Elle a dit : « Mon ventre. C’est horrible. Appelle un médecin. »
À quelques minutes de chez moi, il y a un grand hôpital plutôt réputé. Des stars y vont, des hommes politiques, des gens qui doivent probablement savoir ce qu’ils font.
Grâce à l’aide d’un concierge et d’un technicien, j’ai pu emmener ma fille à l’hôpital. En quelques minutes, deux médecins et une équipe d’infirmiers ont pris les choses en main.
Je suis resté derrière, j’ai regardé.
C’était plusieurs heures avant qu’ils parviennent à la soulager et à nous donner enfin leur diagnostique.
Des maux de ventre, une crampe d’estomac, une sorte d’attaque tenace au niveau de l’intestin mais difficile d’être plus précis. Des douleurs diffuses, pas marrantes, mais rien qui mérite qu’on s’en inquiète ou qu’on s’en préoccupe.

Nous avons quitté l’hôpital à pied en passant par une série de tunnels afin de couper court pour rentrer. Rentrer discrètement, je veux dire, puisqu’à ce moment là il est quatre heures du matin en pleine ville, et que même si les rues sont peu nombreuses, chacune d’entre elles à traverser est un défi pour quiconque a la carrure discrète. On s’est donc débrouillés pour traverser les passages souterrains, ceux qui relient entre elles les différentes ailes de l’hôpital, enfin, jusqu’à ce que nous soyons forcés d’en sortir, de retrouver la surface et avec elle tous les dangers du monde. On a débouché sur une rue déserte : déserte jusqu’à ce que je le vois, lui, un homme qui allait de voiture en voiture. Il avait quelque chose sous le bras. Ça ressemblait à un parapluie fermé, mais ça ne pouvait pas être ce à quoi ça ressemblait. Non, non, ça devait forcément être un outil pour entrer par effraction maquillé en quelque chose d’innocent.
Il s’est retourné vers nous quand nous nous sommes rapprochés, avant de se remettre au travail (rôder autour des voiture, essayer d’ouvrir les portes, parfois en se servant de son truc pour forcer les vitres).
« Ne regarde pas », j’ai dit.
Et ma fille a dit : « quoi ? »
J’ai dit : « Il y a quelqu’un de l’autre côté de la rue. Il essaye de forcer les portes de voitures. Continue juste de faire comme si tu ne l’avais pas vu s’il te plaît. »
Ma fille a répondu : « Où ça ? Je le vois pas. »

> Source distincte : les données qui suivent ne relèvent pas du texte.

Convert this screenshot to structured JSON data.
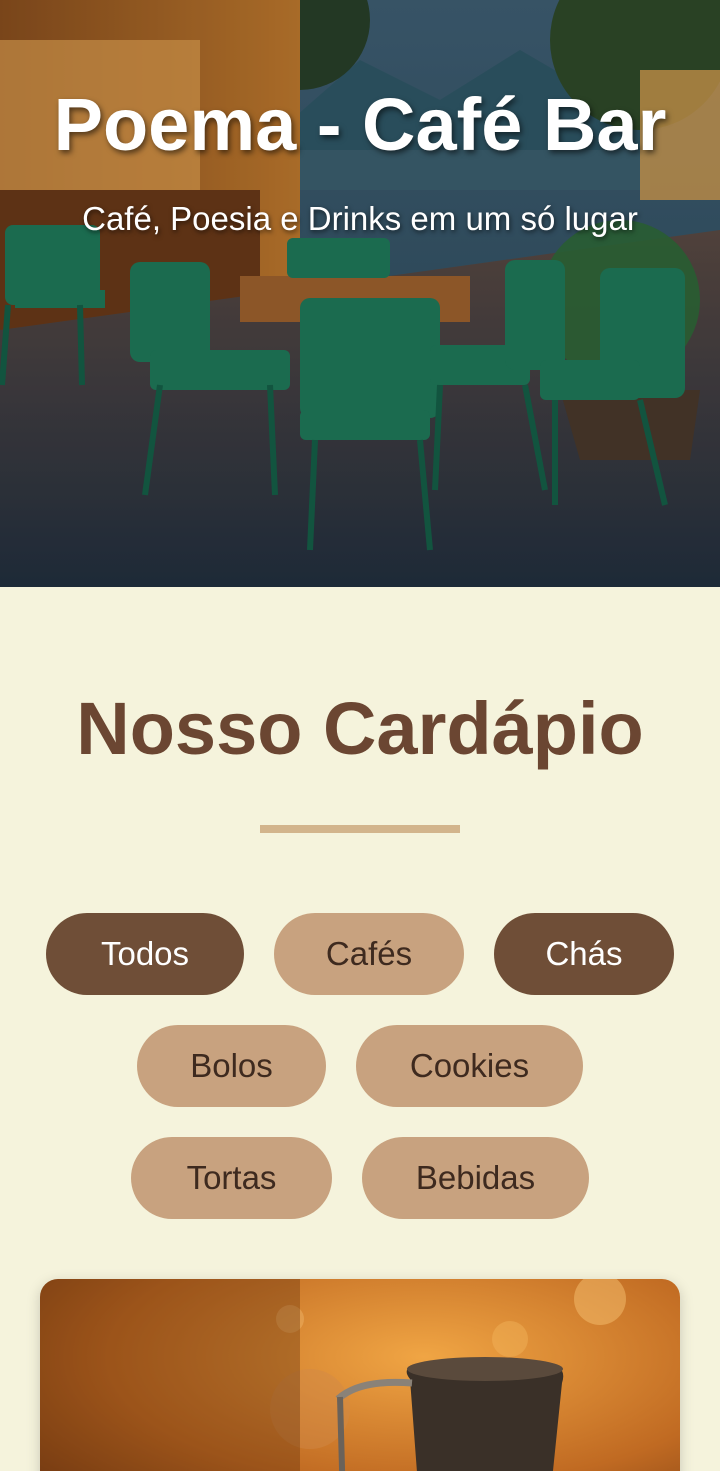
{
  "hero": {
    "title": "Poema - Café Bar",
    "subtitle": "Café, Poesia e Drinks em um só lugar"
  },
  "menu": {
    "title": "Nosso Cardápio",
    "filters": [
      {
        "label": "Todos",
        "active": true
      },
      {
        "label": "Cafés",
        "active": false
      },
      {
        "label": "Chás",
        "active": true
      },
      {
        "label": "Bolos",
        "active": false
      },
      {
        "label": "Cookies",
        "active": false
      },
      {
        "label": "Tortas",
        "active": false
      },
      {
        "label": "Bebidas",
        "active": false
      }
    ]
  },
  "colors": {
    "background": "#F5F3DC",
    "primary_brown": "#6F4E37",
    "light_brown": "#C8A27F",
    "title_brown": "#6B4632",
    "divider": "#D2B48C"
  }
}
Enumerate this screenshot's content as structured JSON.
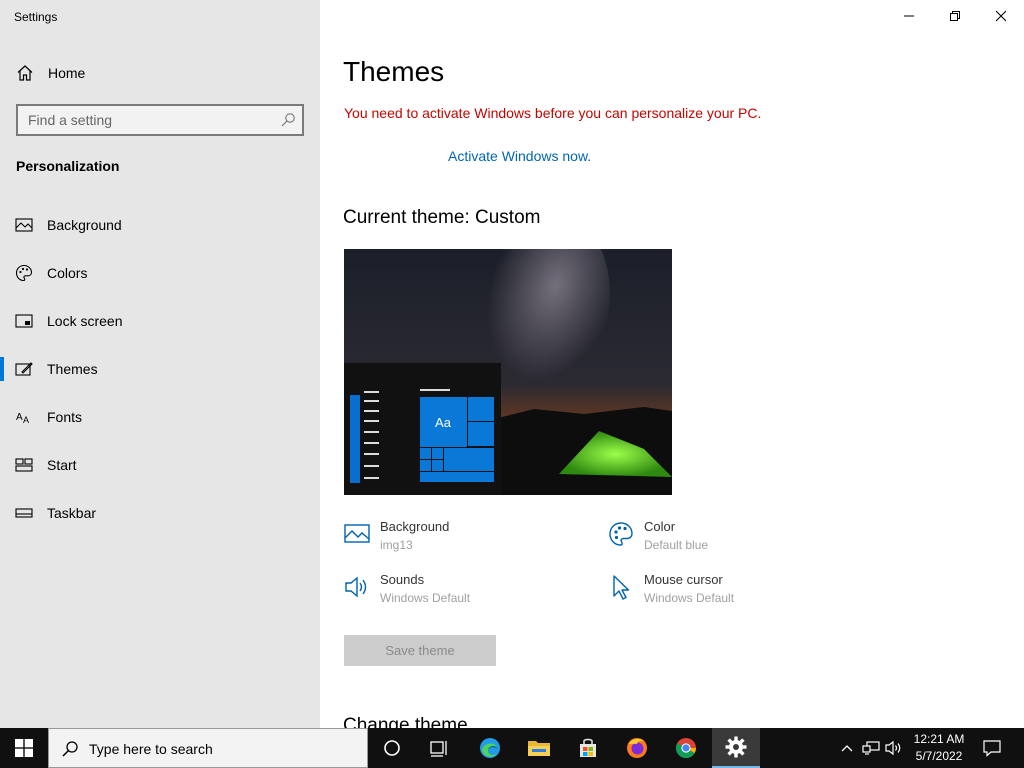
{
  "window": {
    "title": "Settings",
    "controls": {
      "minimize": "minimize",
      "maximize": "restore",
      "close": "close"
    }
  },
  "sidebar": {
    "home_label": "Home",
    "search_placeholder": "Find a setting",
    "section_title": "Personalization",
    "items": [
      {
        "label": "Background",
        "icon": "picture-icon",
        "selected": false
      },
      {
        "label": "Colors",
        "icon": "palette-icon",
        "selected": false
      },
      {
        "label": "Lock screen",
        "icon": "lock-screen-icon",
        "selected": false
      },
      {
        "label": "Themes",
        "icon": "themes-icon",
        "selected": true
      },
      {
        "label": "Fonts",
        "icon": "fonts-icon",
        "selected": false
      },
      {
        "label": "Start",
        "icon": "start-icon",
        "selected": false
      },
      {
        "label": "Taskbar",
        "icon": "taskbar-icon",
        "selected": false
      }
    ]
  },
  "main": {
    "title": "Themes",
    "warning": "You need to activate Windows before you can personalize your PC.",
    "activate_link": "Activate Windows now.",
    "current_theme": "Current theme: Custom",
    "preview_tile_label": "Aa",
    "properties": {
      "background": {
        "label": "Background",
        "value": "img13"
      },
      "color": {
        "label": "Color",
        "value": "Default blue"
      },
      "sounds": {
        "label": "Sounds",
        "value": "Windows Default"
      },
      "mouse_cursor": {
        "label": "Mouse cursor",
        "value": "Windows Default"
      }
    },
    "save_button": "Save theme",
    "change_theme_heading": "Change theme"
  },
  "taskbar": {
    "search_placeholder": "Type here to search",
    "apps": [
      "task-view",
      "edge",
      "file-explorer",
      "store",
      "firefox",
      "chrome",
      "settings"
    ],
    "active_app": "settings",
    "time": "12:21 AM",
    "date": "5/7/2022"
  },
  "colors": {
    "accent": "#0078d7",
    "warning": "#c50500",
    "link": "#0066b4",
    "sidebar_bg": "#e6e6e6",
    "taskbar_bg": "#101010"
  }
}
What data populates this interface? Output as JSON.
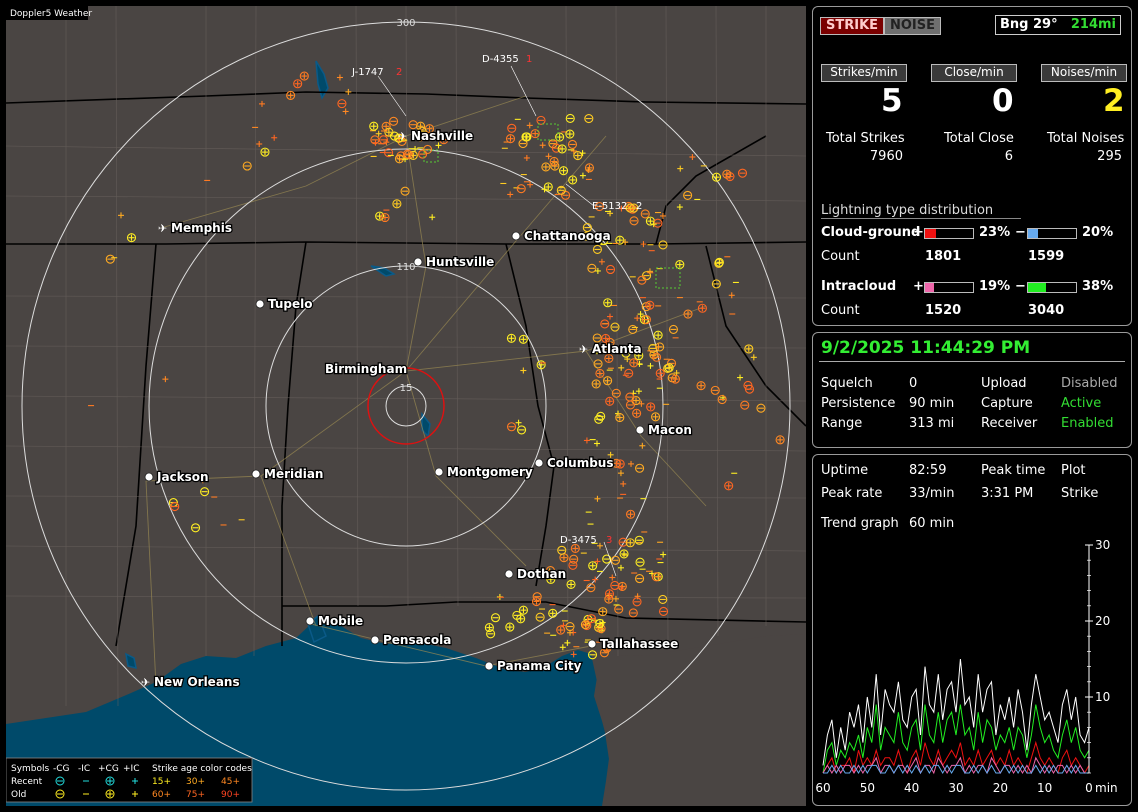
{
  "map": {
    "title": "Doppler5 Weather",
    "range_labels": [
      "300",
      "110",
      "15"
    ],
    "cities": [
      {
        "name": "Nashville",
        "marker": "airport"
      },
      {
        "name": "Memphis",
        "marker": "airport"
      },
      {
        "name": "Chattanooga",
        "marker": "dot"
      },
      {
        "name": "Huntsville",
        "marker": "dot"
      },
      {
        "name": "Tupelo",
        "marker": "dot"
      },
      {
        "name": "Atlanta",
        "marker": "airport"
      },
      {
        "name": "Birmingham",
        "marker": "dot"
      },
      {
        "name": "Macon",
        "marker": "dot"
      },
      {
        "name": "Jackson",
        "marker": "dot"
      },
      {
        "name": "Meridian",
        "marker": "dot"
      },
      {
        "name": "Montgomery",
        "marker": "dot"
      },
      {
        "name": "Columbus",
        "marker": "dot"
      },
      {
        "name": "Dothan",
        "marker": "dot"
      },
      {
        "name": "Mobile",
        "marker": "dot"
      },
      {
        "name": "Pensacola",
        "marker": "dot"
      },
      {
        "name": "Panama City",
        "marker": "dot"
      },
      {
        "name": "Tallahassee",
        "marker": "dot"
      },
      {
        "name": "New Orleans",
        "marker": "airport"
      }
    ],
    "station_ids": [
      {
        "id": "J-1747",
        "n": "2"
      },
      {
        "id": "D-4355",
        "n": "1"
      },
      {
        "id": "E-5132",
        "n": "2"
      },
      {
        "id": "D-3475",
        "n": "3"
      }
    ],
    "legend": {
      "symbols_label": "Symbols",
      "columns": [
        "-CG",
        "-IC",
        "+CG",
        "+IC"
      ],
      "rows": [
        "Recent",
        "Old"
      ],
      "age_title": "Strike age color codes",
      "age_recent": [
        "15+",
        "30+",
        "45+"
      ],
      "age_old": [
        "60+",
        "75+",
        "90+"
      ]
    },
    "colors": {
      "land": "#4a4543",
      "water": "#004a6a",
      "rings": "#dddddd",
      "center_ring": "#dd1111",
      "strike_yellow": "#ffee22",
      "strike_orange": "#ff7a22"
    }
  },
  "panel1": {
    "strike_button": "STRIKE",
    "noise_button": "NOISE",
    "bearing": "Bng 29°",
    "distance": "214mi",
    "headers": [
      "Strikes/min",
      "Close/min",
      "Noises/min"
    ],
    "rates": [
      "5",
      "0",
      "2"
    ],
    "totals_labels": [
      "Total Strikes",
      "Total Close",
      "Total Noises"
    ],
    "totals_values": [
      "7960",
      "6",
      "295"
    ],
    "distribution_title": "Lightning type distribution",
    "cg_label": "Cloud-ground",
    "ic_label": "Intracloud",
    "plus": "+",
    "minus": "−",
    "count_label": "Count",
    "cg_pos_pct": "23%",
    "cg_neg_pct": "20%",
    "ic_pos_pct": "19%",
    "ic_neg_pct": "38%",
    "cg_pos_count": "1801",
    "cg_neg_count": "1599",
    "ic_pos_count": "1520",
    "ic_neg_count": "3040",
    "cg_pos_fill": 0.23,
    "cg_neg_fill": 0.2,
    "ic_pos_fill": 0.19,
    "ic_neg_fill": 0.38,
    "cg_pos_color": "#ee1111",
    "cg_neg_color": "#66aaee",
    "ic_pos_color": "#ee66aa",
    "ic_neg_color": "#22ee22"
  },
  "panel2": {
    "datetime": "9/2/2025 11:44:29 PM",
    "rows": [
      {
        "k1": "Squelch",
        "v1": "0",
        "k2": "Upload",
        "v2": "Disabled"
      },
      {
        "k1": "Persistence",
        "v1": "90 min",
        "k2": "Capture",
        "v2": "Active"
      },
      {
        "k1": "Range",
        "v1": "313 mi",
        "k2": "Receiver",
        "v2": "Enabled"
      }
    ]
  },
  "panel3": {
    "uptime_label": "Uptime",
    "uptime": "82:59",
    "peak_time_label": "Peak time",
    "plot_label": "Plot",
    "peak_rate_label": "Peak rate",
    "peak_rate": "33/min",
    "peak_time": "3:31 PM",
    "plot_value": "Strike",
    "trend_label": "Trend graph",
    "trend_value": "60 min"
  },
  "chart_data": {
    "type": "line",
    "title": "",
    "xlabel": "min",
    "ylabel": "",
    "x_ticks": [
      "60",
      "50",
      "40",
      "30",
      "20",
      "10",
      "0"
    ],
    "y_ticks": [
      "30",
      "20",
      "10"
    ],
    "xlim": [
      60,
      0
    ],
    "ylim": [
      0,
      30
    ],
    "series": [
      {
        "color": "#ffffff",
        "values": [
          1,
          5,
          7,
          2,
          6,
          3,
          8,
          6,
          9,
          4,
          10,
          6,
          13,
          5,
          11,
          9,
          8,
          12,
          7,
          6,
          10,
          11,
          5,
          14,
          9,
          8,
          13,
          7,
          11,
          12,
          8,
          15,
          9,
          10,
          6,
          13,
          8,
          11,
          12,
          5,
          9,
          7,
          10,
          6,
          11,
          8,
          3,
          9,
          13,
          10,
          7,
          8,
          6,
          4,
          9,
          11,
          7,
          10,
          5,
          4,
          6
        ]
      },
      {
        "color": "#22ee22",
        "values": [
          0,
          3,
          4,
          1,
          3,
          2,
          4,
          3,
          5,
          2,
          6,
          4,
          9,
          3,
          6,
          5,
          4,
          8,
          4,
          3,
          6,
          7,
          3,
          9,
          5,
          4,
          8,
          4,
          7,
          8,
          5,
          9,
          5,
          6,
          3,
          8,
          4,
          7,
          6,
          3,
          5,
          4,
          6,
          3,
          6,
          5,
          2,
          5,
          9,
          6,
          4,
          5,
          3,
          2,
          5,
          7,
          4,
          6,
          3,
          2,
          3
        ]
      },
      {
        "color": "#ee1111",
        "values": [
          0,
          1,
          2,
          0,
          1,
          1,
          2,
          0,
          3,
          1,
          2,
          1,
          3,
          1,
          2,
          2,
          1,
          3,
          1,
          0,
          2,
          3,
          1,
          4,
          2,
          1,
          3,
          1,
          2,
          3,
          2,
          4,
          1,
          2,
          1,
          3,
          1,
          2,
          3,
          1,
          2,
          1,
          3,
          1,
          2,
          1,
          0,
          2,
          4,
          2,
          1,
          2,
          1,
          0,
          2,
          3,
          1,
          2,
          1,
          0,
          1
        ]
      },
      {
        "color": "#ee66aa",
        "values": [
          0,
          1,
          0,
          1,
          0,
          1,
          1,
          0,
          1,
          0,
          1,
          1,
          2,
          0,
          1,
          1,
          0,
          1,
          1,
          0,
          1,
          2,
          0,
          1,
          1,
          0,
          2,
          1,
          0,
          1,
          1,
          2,
          0,
          1,
          0,
          1,
          1,
          0,
          2,
          1,
          0,
          1,
          1,
          0,
          1,
          0,
          1,
          0,
          2,
          1,
          0,
          1,
          0,
          1,
          1,
          0,
          1,
          0,
          1,
          0,
          0
        ]
      },
      {
        "color": "#66aaee",
        "values": [
          0,
          0,
          1,
          0,
          1,
          0,
          0,
          1,
          0,
          1,
          0,
          1,
          1,
          0,
          0,
          1,
          0,
          1,
          0,
          1,
          0,
          1,
          0,
          1,
          0,
          1,
          1,
          0,
          1,
          0,
          1,
          1,
          0,
          0,
          1,
          0,
          1,
          0,
          1,
          0,
          0,
          1,
          0,
          1,
          0,
          1,
          0,
          0,
          1,
          0,
          1,
          0,
          1,
          0,
          0,
          1,
          0,
          1,
          0,
          0,
          0
        ]
      }
    ]
  }
}
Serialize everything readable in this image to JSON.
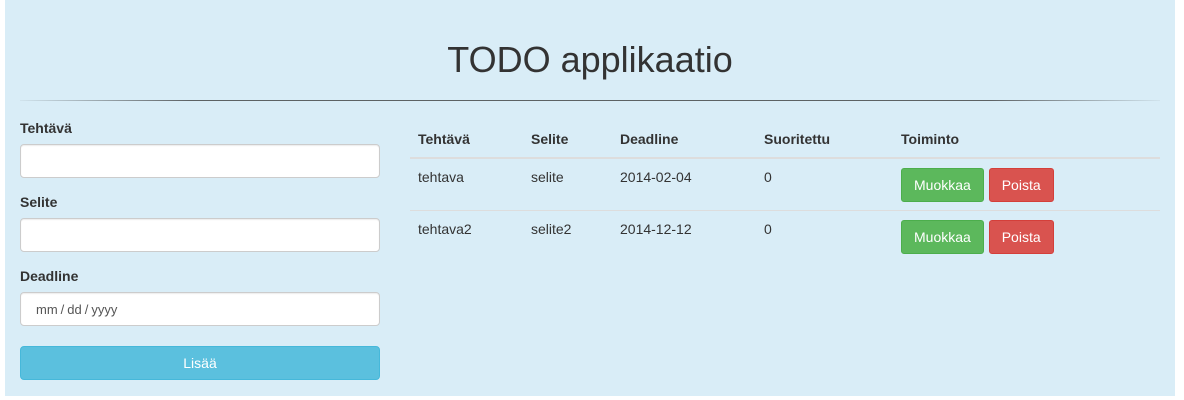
{
  "header": {
    "title": "TODO applikaatio"
  },
  "form": {
    "task_label": "Tehtävä",
    "task_value": "",
    "description_label": "Selite",
    "description_value": "",
    "deadline_label": "Deadline",
    "deadline_placeholder_month": "mm",
    "deadline_placeholder_day": "dd",
    "deadline_placeholder_year": "yyyy",
    "date_separator": "/",
    "add_button_label": "Lisää"
  },
  "table": {
    "headers": {
      "task": "Tehtävä",
      "description": "Selite",
      "deadline": "Deadline",
      "done": "Suoritettu",
      "actions": "Toiminto"
    },
    "rows": [
      {
        "task": "tehtava",
        "description": "selite",
        "deadline": "2014-02-04",
        "done": "0"
      },
      {
        "task": "tehtava2",
        "description": "selite2",
        "deadline": "2014-12-12",
        "done": "0"
      }
    ],
    "edit_label": "Muokkaa",
    "delete_label": "Poista"
  },
  "colors": {
    "background": "#d9edf7",
    "add_button": "#5bc0de",
    "edit_button": "#5cb85c",
    "delete_button": "#d9534f"
  }
}
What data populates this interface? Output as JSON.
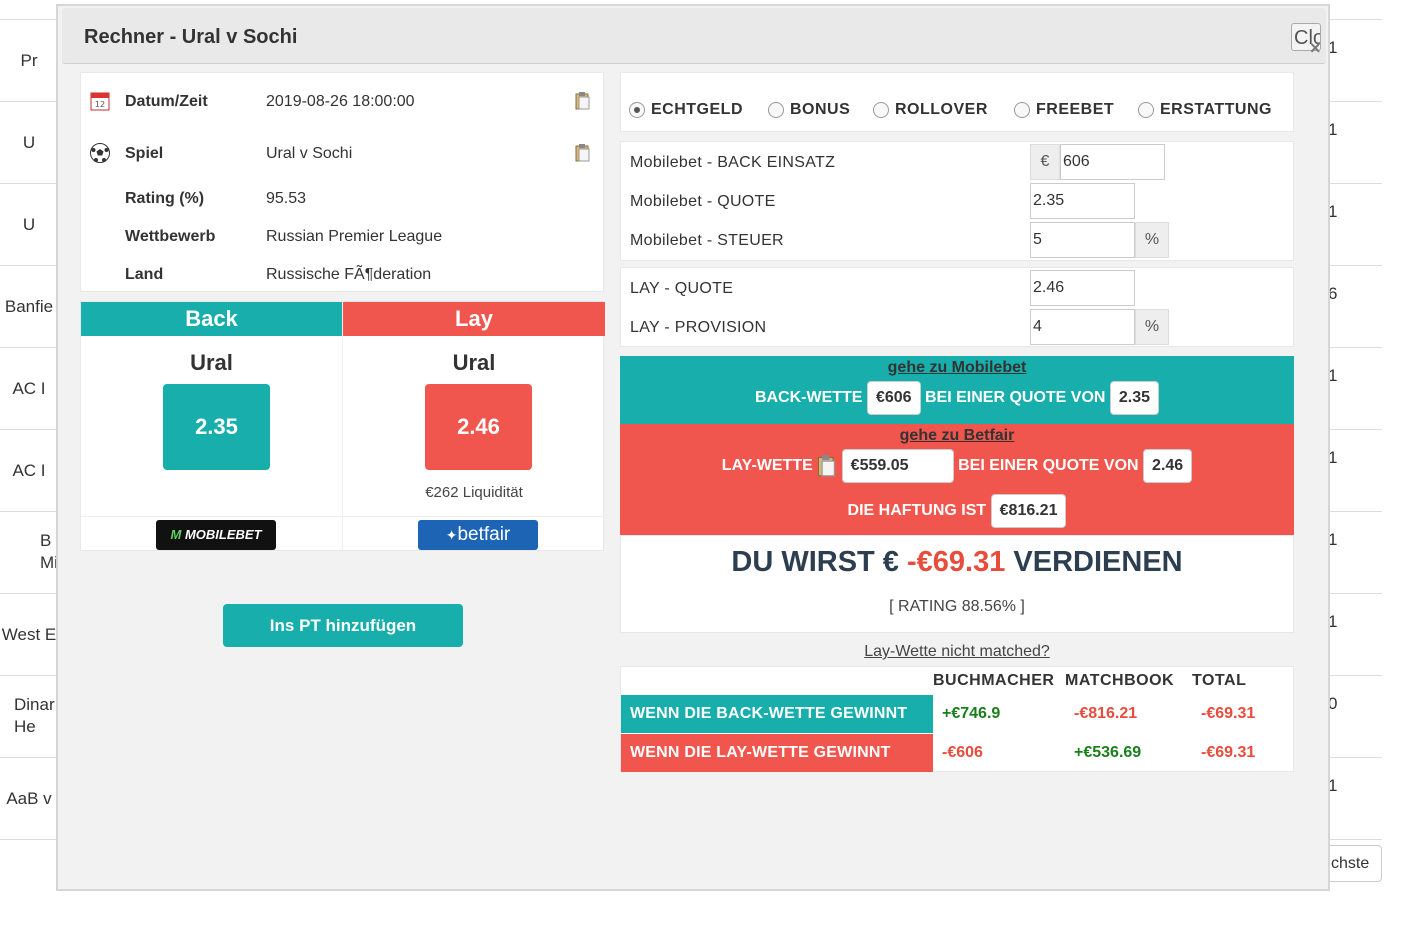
{
  "background": {
    "rows": [
      {
        "left": "Pr",
        "right": "1"
      },
      {
        "left": "U",
        "right": "1"
      },
      {
        "left": "U",
        "right": "1"
      },
      {
        "left": "Banfie",
        "right": "6"
      },
      {
        "left": "AC I",
        "right": "1"
      },
      {
        "left": "AC I",
        "right": "1"
      },
      {
        "left": "B Mi",
        "right": "1"
      },
      {
        "left": "West E",
        "right": "1"
      },
      {
        "left": "Dinar He",
        "right": "0"
      },
      {
        "left": "AaB v",
        "right": "1"
      }
    ],
    "next_button": "chste"
  },
  "modal": {
    "title": "Rechner - Ural v Sochi",
    "close_label": "Close",
    "close_x": "×"
  },
  "info": {
    "datetime_label": "Datum/Zeit",
    "datetime_value": "2019-08-26 18:00:00",
    "game_label": "Spiel",
    "game_value": "Ural v Sochi",
    "rating_label": "Rating (%)",
    "rating_value": "95.53",
    "competition_label": "Wettbewerb",
    "competition_value": "Russian Premier League",
    "country_label": "Land",
    "country_value": "Russische FÃ¶deration"
  },
  "backlay": {
    "back_header": "Back",
    "lay_header": "Lay",
    "back_team": "Ural",
    "lay_team": "Ural",
    "back_odds": "2.35",
    "lay_odds": "2.46",
    "liquidity": "€262 Liquidität",
    "back_logo": "MOBILEBET",
    "lay_logo": "betfair",
    "back_color": "#17aeab",
    "lay_color": "#f0564d"
  },
  "add_pt_button": "Ins PT hinzufügen",
  "radio": {
    "options": [
      "ECHTGELD",
      "BONUS",
      "ROLLOVER",
      "FREEBET",
      "ERSTATTUNG"
    ],
    "selected": "ECHTGELD"
  },
  "inputs": {
    "back_stake_label": "Mobilebet - BACK EINSATZ",
    "currency_addon": "€",
    "back_stake_value": "606",
    "back_odds_label": "Mobilebet - QUOTE",
    "back_odds_value": "2.35",
    "tax_label": "Mobilebet - STEUER",
    "tax_value": "5",
    "percent_addon": "%",
    "lay_odds_label": "LAY - QUOTE",
    "lay_odds_value": "2.46",
    "commission_label": "LAY - PROVISION",
    "commission_value": "4"
  },
  "result": {
    "goto_back": "gehe zu Mobilebet",
    "back_bet_label": "BACK-WETTE",
    "back_bet_value": "€606",
    "at_odds_label": "BEI EINER QUOTE VON",
    "back_bet_odds": "2.35",
    "goto_lay": "gehe zu Betfair",
    "lay_bet_label": "LAY-WETTE",
    "lay_bet_value": "€559.05",
    "lay_bet_odds": "2.46",
    "liability_label": "DIE HAFTUNG IST",
    "liability_value": "€816.21",
    "earn_prefix": "DU WIRST €",
    "earn_value": "-€69.31",
    "earn_suffix": "VERDIENEN",
    "rating": "[ RATING 88.56% ]"
  },
  "unmatched_link": "Lay-Wette nicht matched?",
  "outcomes": {
    "headers": [
      "BUCHMACHER",
      "MATCHBOOK",
      "TOTAL"
    ],
    "rows": [
      {
        "label": "WENN DIE BACK-WETTE GEWINNT",
        "bookmaker": "+€746.9",
        "matchbook": "-€816.21",
        "total": "-€69.31"
      },
      {
        "label": "WENN DIE LAY-WETTE GEWINNT",
        "bookmaker": "-€606",
        "matchbook": "+€536.69",
        "total": "-€69.31"
      }
    ]
  }
}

J’ai mis ma fille au lit et la facture de l’hôpital sur mon bureau, puis j’ai laissé tomber ma tête sur l’oreiller et j’ai écouté.
Il n’y avait rien à entendre.
Avant de m’abandonner au sommeil, je n’avais qu’une seule chose en tête : le garçon dans la salle d’examen en face de celle de ma fille, de l’autre côté du couloir, et combien j’avais eu envie de crier chaque fois que ce garçon s’était mis à crier pendant qu’on suturait sa main.
« Enlevez ça ! Enlevez ça ! »
Voilà ce que le garçon hurlait lorsque le chirurgien essayait de refermer la plaie.
Je repensais à cette sensation qui m’a traversé lorsque j’ai entendu cet horrible son. Le garçon voulait qu’on retire l’aiguille. Je suppose que l’aiguille lui faisait encore plus mal que la blessure qu’elle était censée soigner. Ensuite, j’ai pensé à la facture des Urgences et j’ai converti le montant, d’abord en tickets de cinéma, puis en nombre de chemises repassées, de celles qui vous sont rendues sur des cintres et pas dans ces horribles sacs.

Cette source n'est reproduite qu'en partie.